Create registration opportunities that softly gather data (with permission, of course). The information you gather should be important to segmenting your customer file. Whether you have an e-mail marketing program in place offering regular communication, a birthday/holiday reminder to trigger occasion gift-giving or a sweepstakes giveaway tied to a certain promotional event, you have created natural Internet interactions with your customers that not only provide you information but also give them a broader experience with your company.


Incorporate Web marketing intimately into your marketing planning cycle. In the same way that catalogers were challenged to plan in light of the long lead times of certain merchandise categories, multichannel planning requires the discipline to understand the different timing horizons. Even if Web design and promotions can be executed on short time scales, it does not mean they should lack a connection with the graphic design and copy voice of your broadcast and print media. While Web content can be more timely and event-specific, the planning of the customer's experience in stores, on TV, in catalogs, in magazines and on the Web should be done together, even if executed on very different timelines. Creative collaborations across your internal departments and among your agency partners are key to achieving an integrated message.


Keep Web content fresh while maintaining marketing strategy continuity. This may almost contradict my last point, but you need to ensure that within an agreed-upon customer experience and message there must be a "living Web" presence that other media are not expected to maintain. Therefore, whether it is through the personalization of your home page for customers based on buying habits or simply the changing splash page to reflect new features or stories, the dynamic Web presence reinforces it as a medium unlike your other forms of customer interaction. Depending on how robust your back end supports that customization, it can provide you with the purest form of one-to-one marketing available.

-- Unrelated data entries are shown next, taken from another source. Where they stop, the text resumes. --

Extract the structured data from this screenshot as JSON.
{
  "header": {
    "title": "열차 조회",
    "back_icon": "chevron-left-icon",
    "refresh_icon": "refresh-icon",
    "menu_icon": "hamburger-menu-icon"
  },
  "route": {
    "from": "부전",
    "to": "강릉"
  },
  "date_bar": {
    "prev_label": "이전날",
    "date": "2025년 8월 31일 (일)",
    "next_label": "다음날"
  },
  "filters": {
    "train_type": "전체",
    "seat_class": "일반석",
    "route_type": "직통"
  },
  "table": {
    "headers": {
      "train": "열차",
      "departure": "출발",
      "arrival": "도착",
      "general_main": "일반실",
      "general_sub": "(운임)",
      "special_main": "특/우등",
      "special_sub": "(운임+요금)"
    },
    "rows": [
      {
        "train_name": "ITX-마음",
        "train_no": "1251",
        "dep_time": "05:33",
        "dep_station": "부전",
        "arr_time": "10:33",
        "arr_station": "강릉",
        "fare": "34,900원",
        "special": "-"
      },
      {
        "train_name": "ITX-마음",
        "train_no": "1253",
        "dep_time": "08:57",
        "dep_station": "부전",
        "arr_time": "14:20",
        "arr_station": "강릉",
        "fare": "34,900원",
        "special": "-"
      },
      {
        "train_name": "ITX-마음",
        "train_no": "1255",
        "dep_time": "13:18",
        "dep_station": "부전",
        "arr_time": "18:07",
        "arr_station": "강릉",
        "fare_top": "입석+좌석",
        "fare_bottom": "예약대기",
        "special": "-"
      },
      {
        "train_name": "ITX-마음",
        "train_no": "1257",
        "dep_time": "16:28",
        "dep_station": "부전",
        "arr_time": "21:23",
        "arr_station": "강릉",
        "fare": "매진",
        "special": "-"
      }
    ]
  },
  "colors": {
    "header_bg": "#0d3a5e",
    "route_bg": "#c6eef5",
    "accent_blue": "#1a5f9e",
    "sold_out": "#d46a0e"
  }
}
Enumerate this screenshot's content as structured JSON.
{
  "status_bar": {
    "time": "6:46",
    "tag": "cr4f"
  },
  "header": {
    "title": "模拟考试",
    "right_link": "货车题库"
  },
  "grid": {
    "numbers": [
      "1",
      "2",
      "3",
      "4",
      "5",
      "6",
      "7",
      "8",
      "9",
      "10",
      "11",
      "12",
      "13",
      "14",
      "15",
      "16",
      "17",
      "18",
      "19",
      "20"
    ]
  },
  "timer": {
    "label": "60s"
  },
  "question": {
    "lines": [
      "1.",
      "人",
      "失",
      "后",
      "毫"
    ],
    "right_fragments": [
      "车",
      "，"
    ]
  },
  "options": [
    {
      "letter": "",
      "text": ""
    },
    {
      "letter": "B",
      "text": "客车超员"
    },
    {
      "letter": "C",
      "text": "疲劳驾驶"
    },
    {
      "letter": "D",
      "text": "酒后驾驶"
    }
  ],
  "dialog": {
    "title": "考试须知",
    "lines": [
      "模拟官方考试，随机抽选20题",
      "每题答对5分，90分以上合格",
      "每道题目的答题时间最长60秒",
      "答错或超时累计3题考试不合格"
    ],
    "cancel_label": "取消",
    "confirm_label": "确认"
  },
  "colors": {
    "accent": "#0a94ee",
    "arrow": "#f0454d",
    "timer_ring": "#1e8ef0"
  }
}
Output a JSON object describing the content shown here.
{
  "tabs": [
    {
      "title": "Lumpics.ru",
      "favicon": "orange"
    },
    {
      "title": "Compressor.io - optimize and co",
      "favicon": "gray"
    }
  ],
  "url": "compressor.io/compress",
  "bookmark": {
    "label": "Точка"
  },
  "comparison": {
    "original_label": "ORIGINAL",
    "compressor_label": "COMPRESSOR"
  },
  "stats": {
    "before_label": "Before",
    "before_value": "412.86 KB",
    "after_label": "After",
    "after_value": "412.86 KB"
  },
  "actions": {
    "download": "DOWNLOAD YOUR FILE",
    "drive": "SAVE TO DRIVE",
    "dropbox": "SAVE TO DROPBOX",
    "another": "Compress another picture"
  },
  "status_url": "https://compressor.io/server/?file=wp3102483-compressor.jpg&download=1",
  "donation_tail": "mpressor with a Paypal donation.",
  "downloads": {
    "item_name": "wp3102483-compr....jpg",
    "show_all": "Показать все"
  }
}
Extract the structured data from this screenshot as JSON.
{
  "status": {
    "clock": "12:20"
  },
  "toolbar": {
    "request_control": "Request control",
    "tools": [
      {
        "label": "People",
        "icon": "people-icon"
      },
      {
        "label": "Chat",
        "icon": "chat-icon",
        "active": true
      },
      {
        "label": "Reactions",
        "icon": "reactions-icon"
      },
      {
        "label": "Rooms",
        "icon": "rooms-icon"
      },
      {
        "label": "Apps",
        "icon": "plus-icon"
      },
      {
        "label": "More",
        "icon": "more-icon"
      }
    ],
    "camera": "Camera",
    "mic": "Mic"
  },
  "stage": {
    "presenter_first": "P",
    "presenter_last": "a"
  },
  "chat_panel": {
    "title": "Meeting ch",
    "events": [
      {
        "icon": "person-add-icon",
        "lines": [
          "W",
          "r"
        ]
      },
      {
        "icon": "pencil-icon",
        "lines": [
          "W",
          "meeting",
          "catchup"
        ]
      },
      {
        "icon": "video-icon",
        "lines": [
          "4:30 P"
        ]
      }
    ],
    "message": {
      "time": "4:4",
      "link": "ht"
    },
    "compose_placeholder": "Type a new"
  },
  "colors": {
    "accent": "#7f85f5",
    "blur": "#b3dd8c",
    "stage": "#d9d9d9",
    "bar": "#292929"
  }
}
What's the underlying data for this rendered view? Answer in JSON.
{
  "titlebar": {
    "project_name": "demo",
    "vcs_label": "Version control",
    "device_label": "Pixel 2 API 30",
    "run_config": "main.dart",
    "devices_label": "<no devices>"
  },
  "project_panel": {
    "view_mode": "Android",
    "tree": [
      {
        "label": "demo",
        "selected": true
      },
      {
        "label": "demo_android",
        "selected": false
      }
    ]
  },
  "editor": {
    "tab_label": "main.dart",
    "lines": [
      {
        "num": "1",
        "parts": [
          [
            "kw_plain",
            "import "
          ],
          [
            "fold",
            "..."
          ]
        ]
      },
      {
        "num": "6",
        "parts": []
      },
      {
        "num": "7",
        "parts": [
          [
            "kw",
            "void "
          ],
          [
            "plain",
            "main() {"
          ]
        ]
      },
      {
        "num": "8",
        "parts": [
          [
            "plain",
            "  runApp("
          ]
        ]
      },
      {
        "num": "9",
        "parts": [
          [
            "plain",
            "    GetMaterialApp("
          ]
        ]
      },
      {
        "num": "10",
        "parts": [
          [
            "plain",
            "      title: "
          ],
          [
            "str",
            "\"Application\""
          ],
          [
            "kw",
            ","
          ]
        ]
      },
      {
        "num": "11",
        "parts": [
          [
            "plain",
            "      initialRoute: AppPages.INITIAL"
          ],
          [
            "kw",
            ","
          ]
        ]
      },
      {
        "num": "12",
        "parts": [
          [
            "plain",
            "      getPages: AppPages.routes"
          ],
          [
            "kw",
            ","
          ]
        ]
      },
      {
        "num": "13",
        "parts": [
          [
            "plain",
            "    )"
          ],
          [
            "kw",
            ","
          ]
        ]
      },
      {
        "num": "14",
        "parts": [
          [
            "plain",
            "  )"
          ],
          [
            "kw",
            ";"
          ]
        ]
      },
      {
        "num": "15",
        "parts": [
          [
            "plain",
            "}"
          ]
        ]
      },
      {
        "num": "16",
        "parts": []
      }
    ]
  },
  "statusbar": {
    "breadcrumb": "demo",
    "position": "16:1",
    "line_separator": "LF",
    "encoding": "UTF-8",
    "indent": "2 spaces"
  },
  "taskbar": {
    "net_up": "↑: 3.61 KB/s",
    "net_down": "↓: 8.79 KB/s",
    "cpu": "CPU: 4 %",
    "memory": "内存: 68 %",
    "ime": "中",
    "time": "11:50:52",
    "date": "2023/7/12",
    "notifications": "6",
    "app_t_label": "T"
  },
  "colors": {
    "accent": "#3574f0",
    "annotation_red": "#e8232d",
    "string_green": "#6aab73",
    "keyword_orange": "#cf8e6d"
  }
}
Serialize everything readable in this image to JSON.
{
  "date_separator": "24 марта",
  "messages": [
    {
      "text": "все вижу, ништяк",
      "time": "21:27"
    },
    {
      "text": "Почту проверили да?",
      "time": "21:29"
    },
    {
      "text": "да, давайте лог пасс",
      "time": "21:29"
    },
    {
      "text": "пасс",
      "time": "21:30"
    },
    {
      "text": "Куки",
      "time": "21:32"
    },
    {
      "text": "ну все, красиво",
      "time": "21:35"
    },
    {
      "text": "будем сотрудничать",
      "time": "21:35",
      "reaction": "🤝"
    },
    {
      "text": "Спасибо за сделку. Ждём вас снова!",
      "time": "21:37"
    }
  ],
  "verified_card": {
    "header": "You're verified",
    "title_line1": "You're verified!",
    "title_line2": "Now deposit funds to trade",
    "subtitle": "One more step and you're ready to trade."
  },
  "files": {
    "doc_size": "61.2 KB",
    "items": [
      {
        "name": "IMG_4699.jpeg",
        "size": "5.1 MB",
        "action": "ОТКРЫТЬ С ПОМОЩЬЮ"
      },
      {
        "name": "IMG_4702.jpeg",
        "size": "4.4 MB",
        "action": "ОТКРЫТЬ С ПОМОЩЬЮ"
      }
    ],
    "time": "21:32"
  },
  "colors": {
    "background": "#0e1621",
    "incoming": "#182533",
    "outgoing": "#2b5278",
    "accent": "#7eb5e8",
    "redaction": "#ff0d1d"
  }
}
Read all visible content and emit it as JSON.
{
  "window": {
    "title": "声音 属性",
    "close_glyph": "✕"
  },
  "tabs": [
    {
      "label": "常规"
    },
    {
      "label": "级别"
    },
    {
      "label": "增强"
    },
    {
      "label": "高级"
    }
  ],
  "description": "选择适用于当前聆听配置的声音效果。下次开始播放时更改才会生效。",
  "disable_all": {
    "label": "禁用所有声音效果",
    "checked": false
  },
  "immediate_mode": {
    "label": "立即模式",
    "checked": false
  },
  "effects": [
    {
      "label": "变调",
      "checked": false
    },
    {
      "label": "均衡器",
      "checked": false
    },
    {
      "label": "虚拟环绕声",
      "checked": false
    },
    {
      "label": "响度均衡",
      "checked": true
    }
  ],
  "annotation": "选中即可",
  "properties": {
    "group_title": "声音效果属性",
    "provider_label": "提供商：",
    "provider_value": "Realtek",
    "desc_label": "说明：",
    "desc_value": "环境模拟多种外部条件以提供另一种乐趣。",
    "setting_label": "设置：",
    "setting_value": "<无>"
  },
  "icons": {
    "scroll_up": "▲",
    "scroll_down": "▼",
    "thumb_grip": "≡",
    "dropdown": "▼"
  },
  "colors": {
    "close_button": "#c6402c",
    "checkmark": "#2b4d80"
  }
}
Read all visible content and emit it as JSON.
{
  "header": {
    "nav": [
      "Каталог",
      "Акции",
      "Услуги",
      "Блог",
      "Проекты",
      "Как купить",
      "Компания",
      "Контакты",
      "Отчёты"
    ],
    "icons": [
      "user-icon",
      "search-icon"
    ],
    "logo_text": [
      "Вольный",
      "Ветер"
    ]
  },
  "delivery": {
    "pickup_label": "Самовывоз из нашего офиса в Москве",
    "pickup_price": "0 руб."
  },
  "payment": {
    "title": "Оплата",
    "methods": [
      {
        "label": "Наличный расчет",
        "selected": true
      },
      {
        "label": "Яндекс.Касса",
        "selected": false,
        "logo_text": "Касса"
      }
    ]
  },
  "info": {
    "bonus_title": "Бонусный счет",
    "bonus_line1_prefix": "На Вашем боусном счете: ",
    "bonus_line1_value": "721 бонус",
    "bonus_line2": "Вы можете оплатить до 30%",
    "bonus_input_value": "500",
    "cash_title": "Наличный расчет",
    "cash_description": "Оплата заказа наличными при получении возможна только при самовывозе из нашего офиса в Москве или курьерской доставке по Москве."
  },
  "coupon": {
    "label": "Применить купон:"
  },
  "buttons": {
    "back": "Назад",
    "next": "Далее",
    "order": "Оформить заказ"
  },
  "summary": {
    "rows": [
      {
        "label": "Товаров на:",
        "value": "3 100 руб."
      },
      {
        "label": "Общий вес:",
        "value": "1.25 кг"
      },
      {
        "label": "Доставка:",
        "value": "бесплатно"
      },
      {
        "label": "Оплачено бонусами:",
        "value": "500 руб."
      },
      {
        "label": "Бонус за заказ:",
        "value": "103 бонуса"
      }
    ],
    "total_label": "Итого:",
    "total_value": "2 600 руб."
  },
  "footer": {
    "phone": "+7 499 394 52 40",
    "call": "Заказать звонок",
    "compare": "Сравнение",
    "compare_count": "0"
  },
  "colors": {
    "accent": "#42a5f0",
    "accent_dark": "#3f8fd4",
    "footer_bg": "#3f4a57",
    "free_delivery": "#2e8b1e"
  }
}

Measure business performance by customer, not channel. Though this transition has been happening rapidly, I find it worthy to repeat to ensure that any "functional silos" that may still exist be forever abolished. The key is that your business is never as you see it but always as your customer experiences it. Stores that make it easy to accept Web returns or, conversely, are able to make online orders for products that are out of stock are looking at their customer, not their specific channel. I still remember one large retailer having a major internal battle to get its Web address printed on retail shopping bags. The data have proved that your most valuable customer will be so across all shopping channels. The seamlessness you create in transactions across all channels will maximize the brand equity you have invested in with your customers.


Rotate personnel through your Web marketing area. Though this is somewhat an internally focused strategy, I think it is an important one for some companies to consider. During the past year, not only had we made the mistake of often having the people least knowledgeable of brands involved in shaping Web strategies, but we also closed off important career-enhancing positions to people perhaps most equipped to address the multichannel strategies. This caused turnover at many firms where talented "old economy" marketers were lured by options and opportunities that fortunately, for established companies, no longer are worth what they once were.


Though none of these concepts is new or revolutionary, they do represent a good starting point upon which to remind you as a multichannel marketer. Competition remains fierce, so those that can reinforce their brand attributes through consistent communication across all media will prevail over time.


Again, as direct marketers we share the luxury and curse of being able to measure the success of our efforts and the responsibility to make corrections as needed. The Web provides us a responsive mechanism and therefore an excellent marketing opportunity.